On 31.01.2016 02:48, Steven D'Aprano wrote:
On Sunday 31 January 2016 09:47, Sven R. Kunze wrote:

@all
What's the best/standardized tool in Python to perform benchmarking?
timeit
Thanks, Steven.

Maybe, I am doing it wrong but I get some weird results:

>>> min(timeit.Timer('for _ in range(10000): heappop(h)', 'from heapq import heappop; h=list(range(10000000))').repeat(10, 1)), min(timeit.Timer('for _ in range(10000): h.pop()', 'from xheap import Heap; h=Heap(range(10000000))').repeat(10, 1))
(0.017267618000005314, 0.01615345600021101)

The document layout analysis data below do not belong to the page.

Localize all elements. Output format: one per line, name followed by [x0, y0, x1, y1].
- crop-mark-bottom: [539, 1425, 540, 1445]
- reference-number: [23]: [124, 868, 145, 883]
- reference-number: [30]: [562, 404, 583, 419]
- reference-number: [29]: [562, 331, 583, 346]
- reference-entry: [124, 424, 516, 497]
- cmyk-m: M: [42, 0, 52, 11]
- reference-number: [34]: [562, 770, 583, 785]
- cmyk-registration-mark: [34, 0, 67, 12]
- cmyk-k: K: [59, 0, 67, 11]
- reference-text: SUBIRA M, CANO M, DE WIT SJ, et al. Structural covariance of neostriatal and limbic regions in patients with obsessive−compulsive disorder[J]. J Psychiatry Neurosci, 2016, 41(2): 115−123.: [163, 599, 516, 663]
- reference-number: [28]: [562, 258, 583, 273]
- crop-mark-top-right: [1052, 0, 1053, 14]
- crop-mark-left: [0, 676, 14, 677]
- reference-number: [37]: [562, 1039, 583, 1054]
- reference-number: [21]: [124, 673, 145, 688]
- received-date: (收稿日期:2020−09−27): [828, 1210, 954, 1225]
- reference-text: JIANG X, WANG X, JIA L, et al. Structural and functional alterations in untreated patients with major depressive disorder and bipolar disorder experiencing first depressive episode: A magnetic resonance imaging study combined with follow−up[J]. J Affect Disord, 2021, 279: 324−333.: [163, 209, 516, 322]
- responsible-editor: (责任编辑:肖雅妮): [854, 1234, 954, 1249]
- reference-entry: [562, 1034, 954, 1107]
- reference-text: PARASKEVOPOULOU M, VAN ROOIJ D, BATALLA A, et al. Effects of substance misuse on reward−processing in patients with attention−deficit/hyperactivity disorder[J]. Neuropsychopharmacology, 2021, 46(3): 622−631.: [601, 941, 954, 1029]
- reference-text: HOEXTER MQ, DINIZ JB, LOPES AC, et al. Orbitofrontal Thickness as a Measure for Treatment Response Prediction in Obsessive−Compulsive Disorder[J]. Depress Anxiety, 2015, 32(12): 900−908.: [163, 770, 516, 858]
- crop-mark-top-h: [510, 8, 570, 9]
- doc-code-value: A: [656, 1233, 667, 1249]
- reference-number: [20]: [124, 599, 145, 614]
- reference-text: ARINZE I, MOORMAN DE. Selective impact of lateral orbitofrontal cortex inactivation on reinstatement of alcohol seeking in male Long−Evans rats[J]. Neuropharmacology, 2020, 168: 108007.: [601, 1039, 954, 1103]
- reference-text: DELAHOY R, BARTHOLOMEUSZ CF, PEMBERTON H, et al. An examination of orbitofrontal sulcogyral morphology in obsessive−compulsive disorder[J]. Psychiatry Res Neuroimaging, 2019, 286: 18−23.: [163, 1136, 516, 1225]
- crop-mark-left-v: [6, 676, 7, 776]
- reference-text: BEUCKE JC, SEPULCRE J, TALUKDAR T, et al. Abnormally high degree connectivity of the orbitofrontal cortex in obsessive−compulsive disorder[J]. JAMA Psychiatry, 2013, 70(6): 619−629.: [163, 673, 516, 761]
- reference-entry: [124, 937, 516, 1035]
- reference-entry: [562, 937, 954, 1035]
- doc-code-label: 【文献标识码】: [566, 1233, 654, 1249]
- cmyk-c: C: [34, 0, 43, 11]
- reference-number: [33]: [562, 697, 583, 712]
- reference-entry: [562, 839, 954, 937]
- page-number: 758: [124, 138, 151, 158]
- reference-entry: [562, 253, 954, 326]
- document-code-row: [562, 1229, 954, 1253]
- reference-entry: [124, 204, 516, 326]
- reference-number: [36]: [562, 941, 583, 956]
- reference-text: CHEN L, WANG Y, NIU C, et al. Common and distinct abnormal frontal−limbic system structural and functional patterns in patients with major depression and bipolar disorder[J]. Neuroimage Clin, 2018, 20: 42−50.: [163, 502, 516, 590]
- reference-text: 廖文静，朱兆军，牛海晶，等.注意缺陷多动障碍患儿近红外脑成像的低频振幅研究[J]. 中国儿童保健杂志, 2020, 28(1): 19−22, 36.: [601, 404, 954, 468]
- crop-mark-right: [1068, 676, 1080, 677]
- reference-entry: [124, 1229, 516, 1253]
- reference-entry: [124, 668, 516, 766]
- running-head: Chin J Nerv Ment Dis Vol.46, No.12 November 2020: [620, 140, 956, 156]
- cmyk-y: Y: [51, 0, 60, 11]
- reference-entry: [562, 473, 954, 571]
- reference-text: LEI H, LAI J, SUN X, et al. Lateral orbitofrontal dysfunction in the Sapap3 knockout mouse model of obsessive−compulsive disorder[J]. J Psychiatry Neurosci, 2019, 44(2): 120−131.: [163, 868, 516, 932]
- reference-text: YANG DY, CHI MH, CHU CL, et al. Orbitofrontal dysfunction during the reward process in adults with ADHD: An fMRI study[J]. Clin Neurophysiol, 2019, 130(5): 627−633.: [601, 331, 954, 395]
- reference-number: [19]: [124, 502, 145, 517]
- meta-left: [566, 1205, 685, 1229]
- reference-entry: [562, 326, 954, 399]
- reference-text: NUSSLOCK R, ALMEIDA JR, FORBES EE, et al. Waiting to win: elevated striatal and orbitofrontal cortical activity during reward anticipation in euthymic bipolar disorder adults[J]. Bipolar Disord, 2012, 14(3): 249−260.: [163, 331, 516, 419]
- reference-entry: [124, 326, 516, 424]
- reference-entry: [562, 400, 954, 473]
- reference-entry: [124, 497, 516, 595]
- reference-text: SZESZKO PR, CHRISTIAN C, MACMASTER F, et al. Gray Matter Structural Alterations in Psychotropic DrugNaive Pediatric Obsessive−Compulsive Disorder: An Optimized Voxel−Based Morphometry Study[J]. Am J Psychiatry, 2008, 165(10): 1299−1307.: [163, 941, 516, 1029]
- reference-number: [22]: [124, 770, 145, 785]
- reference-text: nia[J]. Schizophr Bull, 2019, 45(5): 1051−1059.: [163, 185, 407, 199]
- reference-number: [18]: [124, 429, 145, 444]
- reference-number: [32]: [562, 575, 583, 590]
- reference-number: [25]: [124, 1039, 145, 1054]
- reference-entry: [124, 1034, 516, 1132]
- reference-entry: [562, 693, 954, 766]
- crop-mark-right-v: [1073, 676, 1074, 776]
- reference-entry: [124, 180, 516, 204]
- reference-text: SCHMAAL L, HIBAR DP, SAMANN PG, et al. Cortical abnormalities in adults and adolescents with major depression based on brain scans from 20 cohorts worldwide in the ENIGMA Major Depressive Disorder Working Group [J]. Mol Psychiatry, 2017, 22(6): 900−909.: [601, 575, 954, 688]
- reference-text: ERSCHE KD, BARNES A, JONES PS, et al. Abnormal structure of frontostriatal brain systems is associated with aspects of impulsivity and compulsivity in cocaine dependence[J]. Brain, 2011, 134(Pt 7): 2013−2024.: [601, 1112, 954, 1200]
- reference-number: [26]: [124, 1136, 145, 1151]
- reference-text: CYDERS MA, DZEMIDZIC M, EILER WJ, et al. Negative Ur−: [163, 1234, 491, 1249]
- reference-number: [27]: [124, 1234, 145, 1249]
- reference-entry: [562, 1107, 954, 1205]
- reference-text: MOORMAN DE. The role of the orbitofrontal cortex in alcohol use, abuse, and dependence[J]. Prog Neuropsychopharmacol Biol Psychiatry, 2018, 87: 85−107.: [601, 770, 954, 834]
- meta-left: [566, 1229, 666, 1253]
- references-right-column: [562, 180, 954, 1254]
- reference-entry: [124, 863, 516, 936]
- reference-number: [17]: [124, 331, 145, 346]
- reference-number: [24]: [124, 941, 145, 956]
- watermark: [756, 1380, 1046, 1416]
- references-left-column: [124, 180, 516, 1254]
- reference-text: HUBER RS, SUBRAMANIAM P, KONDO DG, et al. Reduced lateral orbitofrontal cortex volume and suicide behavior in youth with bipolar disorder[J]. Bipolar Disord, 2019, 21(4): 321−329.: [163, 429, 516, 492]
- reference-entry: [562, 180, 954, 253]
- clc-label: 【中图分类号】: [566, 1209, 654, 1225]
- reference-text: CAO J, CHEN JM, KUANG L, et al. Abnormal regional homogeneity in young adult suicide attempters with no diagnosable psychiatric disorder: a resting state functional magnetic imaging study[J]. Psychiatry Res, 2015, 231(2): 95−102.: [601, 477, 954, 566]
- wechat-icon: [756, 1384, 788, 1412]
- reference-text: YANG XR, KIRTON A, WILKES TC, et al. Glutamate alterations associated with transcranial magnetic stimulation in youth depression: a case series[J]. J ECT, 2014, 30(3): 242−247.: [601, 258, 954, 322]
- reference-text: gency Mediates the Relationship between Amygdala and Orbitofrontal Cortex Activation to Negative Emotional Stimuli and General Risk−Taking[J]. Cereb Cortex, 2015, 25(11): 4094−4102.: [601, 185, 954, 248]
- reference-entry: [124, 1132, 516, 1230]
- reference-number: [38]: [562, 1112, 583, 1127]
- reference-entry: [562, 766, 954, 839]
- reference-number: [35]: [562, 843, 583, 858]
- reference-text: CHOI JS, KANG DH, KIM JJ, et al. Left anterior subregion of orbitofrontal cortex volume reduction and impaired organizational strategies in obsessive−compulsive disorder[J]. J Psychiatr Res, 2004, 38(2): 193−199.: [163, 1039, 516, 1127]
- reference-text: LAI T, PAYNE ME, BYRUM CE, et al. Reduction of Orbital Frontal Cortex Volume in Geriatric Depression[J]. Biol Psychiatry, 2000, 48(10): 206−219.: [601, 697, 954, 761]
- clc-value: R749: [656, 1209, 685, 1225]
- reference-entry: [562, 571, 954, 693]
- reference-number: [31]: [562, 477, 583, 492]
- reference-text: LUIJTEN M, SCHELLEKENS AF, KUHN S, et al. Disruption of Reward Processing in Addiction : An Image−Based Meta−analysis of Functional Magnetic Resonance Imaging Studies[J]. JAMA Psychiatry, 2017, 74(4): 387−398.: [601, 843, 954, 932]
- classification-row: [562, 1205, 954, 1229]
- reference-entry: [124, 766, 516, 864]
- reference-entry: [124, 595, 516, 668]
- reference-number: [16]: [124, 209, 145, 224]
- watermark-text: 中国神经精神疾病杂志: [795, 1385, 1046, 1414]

>>> min(timeit.Timer('for _ in range(100000): heappop(h)', 'from heapq import heappop; h=list(range(10000000))').repeat(10, 1)), min(timeit.Timer('for _ in range(100000): h.pop()', 'from xheap import Heap; h=Heap(range(10000000))').repeat(10, 1))
(0.12321608699949138, 0.13042051299999002)

>>> min(timeit.Timer('for _ in range(10000): heappop(h)', 'from heapq import heappop; h=list(range(1000000))').repeat(10, 1)), min(timeit.Timer('for _ in range(10000): h.pop()', 'from xheap import Heap; h=Heap(range(1000000))').repeat(10, 1))
(0.010081621999233903, 0.008791901999757101)

>>> min(timeit.Timer('for _ in range(1000000): heappop(h)', 'from heapq import heappop; h=list(range(10000000))').repeat(10, 1)), min(timeit.Timer('for _ in range(1000000): h.pop()', 'from xheap import Heap; h=Heap(range(10000000))').repeat(10, 1))
(0.6218949679996513, 0.7172151949998806)


How can it be that my wrapper is sometimes faster and sometimes slower than heapq? I wouldn't mind slower, but faster*?


Best,
Sven


* that behavior is reproducible also for other combos and other machines.